J.M. Coetzee - Schande

  • Inhalt:


    David Lurie ist 52 Jahre alt, weißer Südafrikaner, 2 x geschieden, eigentlich Universitätsprofessor für klassische und moderne Sprachen, unterrichtet aufgrund Rationalisierungsmaßnahmen nunmehr eher lieblos und unengagiert das Fach „Kommunikation“. Er hat Probleme mit dem Altern und sucht immer die Bestätigung, dass er auch für junge Frauen noch begehrenswert ist. Er beginnt eine Affäre mit einer seiner Studentinnen, Melanie. Das Mädchen weist ihn vorerst zurück, David Lurie bleibt hartnäckig und spielt auch seine Macht als Professor aus und kriegt sie ins Bett.
    Die Affäre fliegt auf, David Lurie muss sich vor einer Disziplinärkommission wegen Vergewaltigung verantworten. Aus welchen Gründen auch immer bleibt unerwähnt, David Lurie anerkennt die Schuld ohne sich zu rechtfertigen und wird suspendiert.

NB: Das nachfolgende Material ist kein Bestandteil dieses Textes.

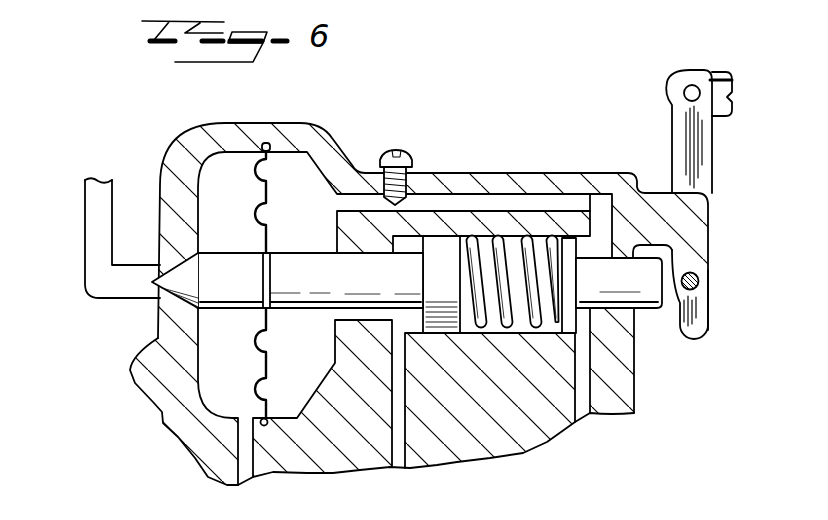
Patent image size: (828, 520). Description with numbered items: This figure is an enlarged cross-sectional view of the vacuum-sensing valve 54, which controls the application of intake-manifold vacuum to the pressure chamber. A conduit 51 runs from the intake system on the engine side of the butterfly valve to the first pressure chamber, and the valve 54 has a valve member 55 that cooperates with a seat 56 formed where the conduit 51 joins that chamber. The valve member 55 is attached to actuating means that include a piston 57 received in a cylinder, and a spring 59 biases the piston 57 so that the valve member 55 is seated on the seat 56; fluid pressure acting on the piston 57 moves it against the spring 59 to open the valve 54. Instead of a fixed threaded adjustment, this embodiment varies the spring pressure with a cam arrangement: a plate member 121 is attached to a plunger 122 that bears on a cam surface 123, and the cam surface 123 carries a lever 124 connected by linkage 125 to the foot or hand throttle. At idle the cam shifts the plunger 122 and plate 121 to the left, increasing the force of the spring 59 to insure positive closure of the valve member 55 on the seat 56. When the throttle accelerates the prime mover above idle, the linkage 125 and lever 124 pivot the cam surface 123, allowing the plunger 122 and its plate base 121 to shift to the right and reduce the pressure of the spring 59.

The conduit 51 is at (86, 217).
The valve 54 is at (354, 132).
The valve member 55 is at (230, 312).
The seat 56 is at (194, 266).
The piston 57 is at (443, 245).
The spring 59 is at (498, 246).
The plate member 121 is at (567, 248).
The plunger 122 is at (646, 296).
The cam surface 123 is at (678, 335).
The lever 124 is at (703, 153).
The linkage 125 is at (717, 72).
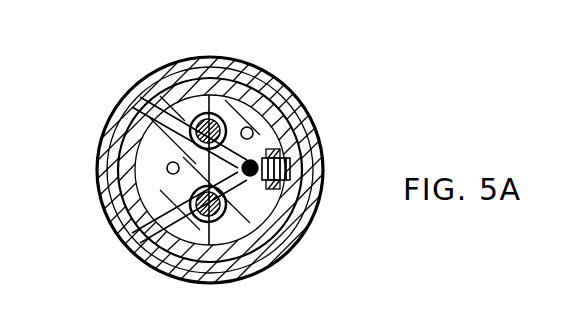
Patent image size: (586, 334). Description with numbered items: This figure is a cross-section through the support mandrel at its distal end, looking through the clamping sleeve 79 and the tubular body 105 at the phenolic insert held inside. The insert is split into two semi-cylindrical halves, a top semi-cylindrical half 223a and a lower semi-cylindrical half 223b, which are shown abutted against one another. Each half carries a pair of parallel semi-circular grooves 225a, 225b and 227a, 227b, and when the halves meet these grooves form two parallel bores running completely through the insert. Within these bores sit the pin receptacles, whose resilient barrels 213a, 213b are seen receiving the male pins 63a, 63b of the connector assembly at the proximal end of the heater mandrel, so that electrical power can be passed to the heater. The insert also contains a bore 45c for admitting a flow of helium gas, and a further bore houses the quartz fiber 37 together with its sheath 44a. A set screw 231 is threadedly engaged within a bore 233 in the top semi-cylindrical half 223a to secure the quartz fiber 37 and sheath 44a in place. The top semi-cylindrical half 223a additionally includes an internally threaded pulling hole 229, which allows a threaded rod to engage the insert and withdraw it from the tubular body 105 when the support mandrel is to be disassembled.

The tubular body 105 is at (177, 90).
The clamping sleeve 79 is at (212, 67).
The male pin 63a is at (227, 75).
The resilient barrel 213a is at (163, 88).
The semi-circular groove 225a is at (245, 80).
The pulling hole 229 is at (293, 98).
The semi-circular groove 227a is at (123, 107).
The top semi-cylindrical half 223a is at (118, 145).
The quartz fiber 37 is at (305, 128).
The bore 45c is at (140, 176).
The bore 233 is at (315, 157).
The set screw 231 is at (300, 190).
The semi-circular groove 227b is at (120, 215).
The sheath 44a is at (298, 212).
The semi-cylindrical half 223b is at (270, 235).
The resilient barrel 213b is at (145, 262).
The male pin 63b is at (240, 263).
The semi-circular groove 225b is at (202, 265).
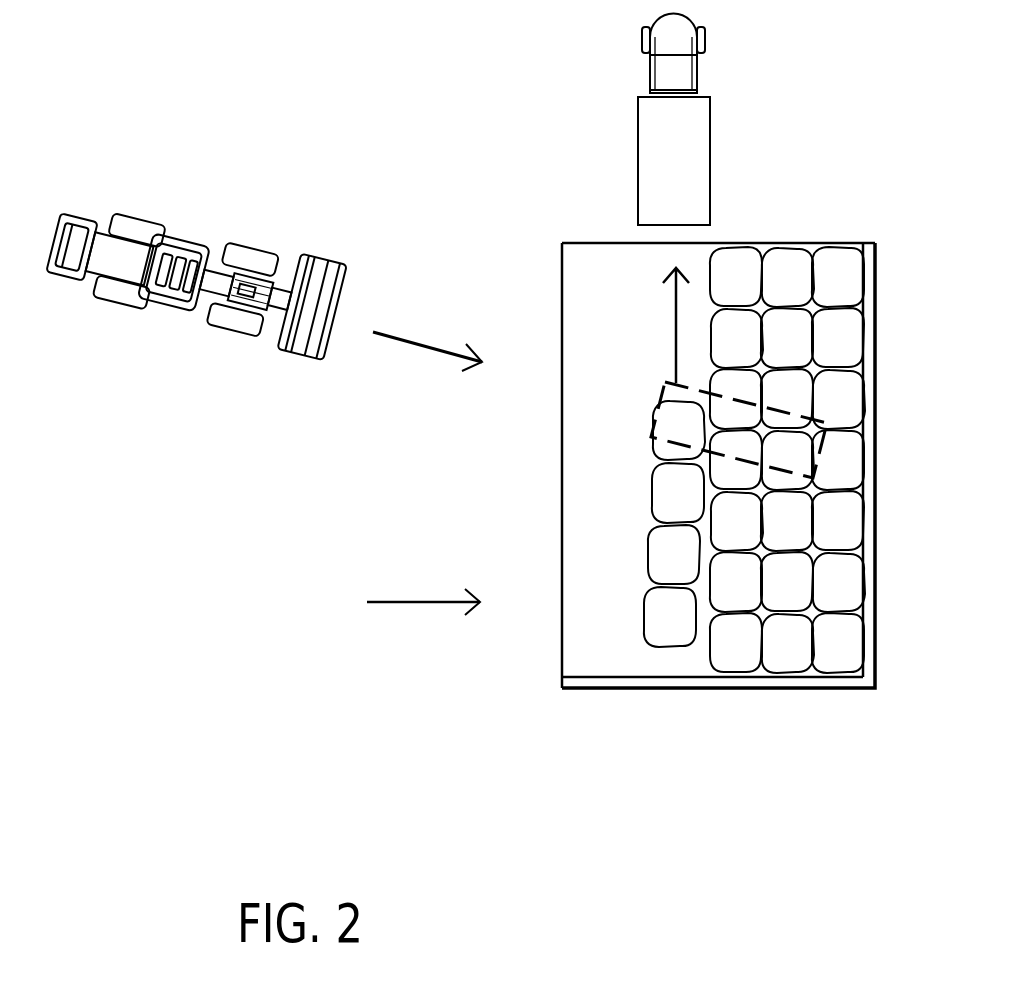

    Er verlässt Kapstadt und besucht seine mittlerweile erwachsene Tochter Lucy, die in Salem ein „Aussteigerleben“ führt. Sie bewirtschaftet eine kleine Farm, lebt vom Verkauf des Gemüses und der Blumen und betreibt nebenbei auch ein Asyl für herrenlose und kranke Hunde. David Lurie hat große Probleme mit der Lebensführung seiner Tochter, hätte er sich doch ein „besseres“ Leben für sie gewünscht, und es ihr auch ermöglicht. Lucy aber ist selbstbewusst und hat nicht leichtfertig dieses Leben gewählt.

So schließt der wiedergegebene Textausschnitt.